Les paysages naturels et les monuments historiques du "
Toit du monde", avec toute leur originalité, attirent de nombreux
visiteurs chinois et étrangers. Les circuits du Tibet sont devenus
les premiers choix des touristes. En 2000, le Tibet a accueilli
598 300 visiteurs dont 148 900 sont venus de l'étranger; le revenu
direct du tourisme était de 780 millions de yuans, et le revenu
indirect, de 2,98 milliards de yuans, soit respectivement 6,6% et
25,38% du PIB de la région.
L'économie se développe en coordination avec la
protection de l'environnement. L'environnement écologique du Tibet
est fragile. Les grandes exploitations et constructions imposent à
coup sûr une forte pression. Depuis la réforme et l'ouverture vers
l'extérieur, le gouvernement central et le gouvernement local du
Tibet maintiennent toujours la stratégie du développement durable
et considèrent la protection de l'environnement et l'édification
économique comme un ensemble dans leur planification et dans la
mise en oeuvre de celle-ci; ils veillent à ce que la conception,
la construction et la mise en service des travaux soient toutes
basées sur la protection de l'environnement écologique, afin de
promouvoir un développement coordonné de l'environnement et de
l'économie. Le Tibet a élaboré et promulgué les Règlements sur la
protection de l'environnement et les Règlements sur la gestion des
ressources géologiques et minérales, et a mis en application les
lois d'Etat comme la Loi sur la gestion de la terre, la Loi sur
les eaux, la Loi sur la conservation du sol et des eaux, la Loi
sur les prairies et la Loi sur la protection des animaux sauvages.
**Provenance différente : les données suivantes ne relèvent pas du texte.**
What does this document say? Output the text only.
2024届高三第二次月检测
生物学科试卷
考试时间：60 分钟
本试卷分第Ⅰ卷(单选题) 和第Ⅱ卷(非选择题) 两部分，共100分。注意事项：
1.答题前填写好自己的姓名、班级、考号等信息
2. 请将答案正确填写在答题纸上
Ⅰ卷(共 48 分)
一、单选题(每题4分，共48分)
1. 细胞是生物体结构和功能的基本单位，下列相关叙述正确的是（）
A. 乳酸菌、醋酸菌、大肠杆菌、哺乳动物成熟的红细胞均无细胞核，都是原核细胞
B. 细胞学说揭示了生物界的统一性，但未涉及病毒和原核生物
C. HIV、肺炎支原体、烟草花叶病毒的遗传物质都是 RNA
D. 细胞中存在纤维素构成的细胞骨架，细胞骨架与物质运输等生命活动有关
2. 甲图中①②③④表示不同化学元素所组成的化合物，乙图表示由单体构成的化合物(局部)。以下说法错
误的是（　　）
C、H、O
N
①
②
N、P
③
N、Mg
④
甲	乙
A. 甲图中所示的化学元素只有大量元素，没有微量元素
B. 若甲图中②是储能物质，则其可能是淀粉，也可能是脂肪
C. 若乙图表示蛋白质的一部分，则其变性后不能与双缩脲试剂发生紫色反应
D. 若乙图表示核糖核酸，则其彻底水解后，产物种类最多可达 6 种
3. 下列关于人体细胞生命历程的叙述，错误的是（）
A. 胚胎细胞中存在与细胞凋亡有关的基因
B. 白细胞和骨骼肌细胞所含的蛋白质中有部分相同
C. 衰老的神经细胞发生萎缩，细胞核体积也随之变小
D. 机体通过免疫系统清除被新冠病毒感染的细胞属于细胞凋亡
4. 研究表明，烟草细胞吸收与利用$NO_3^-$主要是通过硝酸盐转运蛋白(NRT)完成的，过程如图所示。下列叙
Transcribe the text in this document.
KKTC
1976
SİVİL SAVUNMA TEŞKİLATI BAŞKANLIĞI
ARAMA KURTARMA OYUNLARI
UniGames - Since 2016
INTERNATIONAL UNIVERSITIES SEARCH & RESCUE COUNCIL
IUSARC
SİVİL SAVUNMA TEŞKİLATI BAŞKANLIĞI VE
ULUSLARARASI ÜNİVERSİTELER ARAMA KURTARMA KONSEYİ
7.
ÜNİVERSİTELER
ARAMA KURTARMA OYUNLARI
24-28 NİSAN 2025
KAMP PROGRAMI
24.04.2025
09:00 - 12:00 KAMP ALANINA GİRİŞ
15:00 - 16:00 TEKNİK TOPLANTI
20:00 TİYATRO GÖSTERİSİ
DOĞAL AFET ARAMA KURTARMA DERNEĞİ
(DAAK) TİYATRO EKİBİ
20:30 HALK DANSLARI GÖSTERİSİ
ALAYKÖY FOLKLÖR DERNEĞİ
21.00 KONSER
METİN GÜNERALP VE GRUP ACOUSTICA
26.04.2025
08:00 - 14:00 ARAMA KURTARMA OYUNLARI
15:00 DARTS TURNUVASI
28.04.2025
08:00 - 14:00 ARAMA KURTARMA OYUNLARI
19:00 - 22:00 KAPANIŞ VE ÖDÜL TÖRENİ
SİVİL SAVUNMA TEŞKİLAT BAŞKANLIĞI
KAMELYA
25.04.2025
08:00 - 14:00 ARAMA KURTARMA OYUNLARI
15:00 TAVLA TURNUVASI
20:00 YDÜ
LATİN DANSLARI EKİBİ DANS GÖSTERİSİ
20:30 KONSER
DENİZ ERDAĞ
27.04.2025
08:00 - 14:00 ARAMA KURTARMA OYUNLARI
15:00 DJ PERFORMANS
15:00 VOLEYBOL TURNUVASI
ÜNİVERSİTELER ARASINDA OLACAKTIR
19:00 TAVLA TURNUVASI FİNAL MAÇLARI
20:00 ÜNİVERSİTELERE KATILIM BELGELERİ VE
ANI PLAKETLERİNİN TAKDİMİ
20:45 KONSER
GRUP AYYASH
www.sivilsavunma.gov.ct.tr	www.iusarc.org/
Un système de contrôle et de gestion efficace, destiné à la
protection de l'environnement et à la diminution de la pollution,
a été instauré; grace à ce système, la plupart des forêts,
rivières, lacs, prairies, terrains marécageux, glaciers, montagnes
enneigées et espèces végétales et animales sauvages peuvent être
bien protégés, et la qualité des eaux, de l'atmosphère et de
l'environnement dans son ensemble est d'un bon niveau. 18 réserves
au niveau national ou provincial ont été créées au Tibet, comme
par exemple, celles de Qiangtang, du mont Qomolangma et de la
grande vallée du Yarlung Zangbo, dont la superficie occupe la
moitié de la superficie totale des réserves du pays. Cela joue un
rôle important dans la protection et l'amélioration de
l'environnement écologique fragile du plateau.
Ces dernières années, le Tibet a investi plus de
50 millions de yuans pour traiter les eaux usées et le gaz
résiduaire des entreprises et des établissements publics comme la
Brasserie de Lhasa, la Centrale de Yangbajain, la Tannerie de
Lhasa, la Cimenterie de Lhasa et l'Hôpital du Peuple de la région
autonome, etc. L'environnement de la ville et la qualité des eaux
de cette région sont traités efficacement. Depuis 1991, le Tibet a
investi au total 900 millions de yuans dans les régions d'"un
fleuve et deux rivières" pour réaliser les projets d'exploitation.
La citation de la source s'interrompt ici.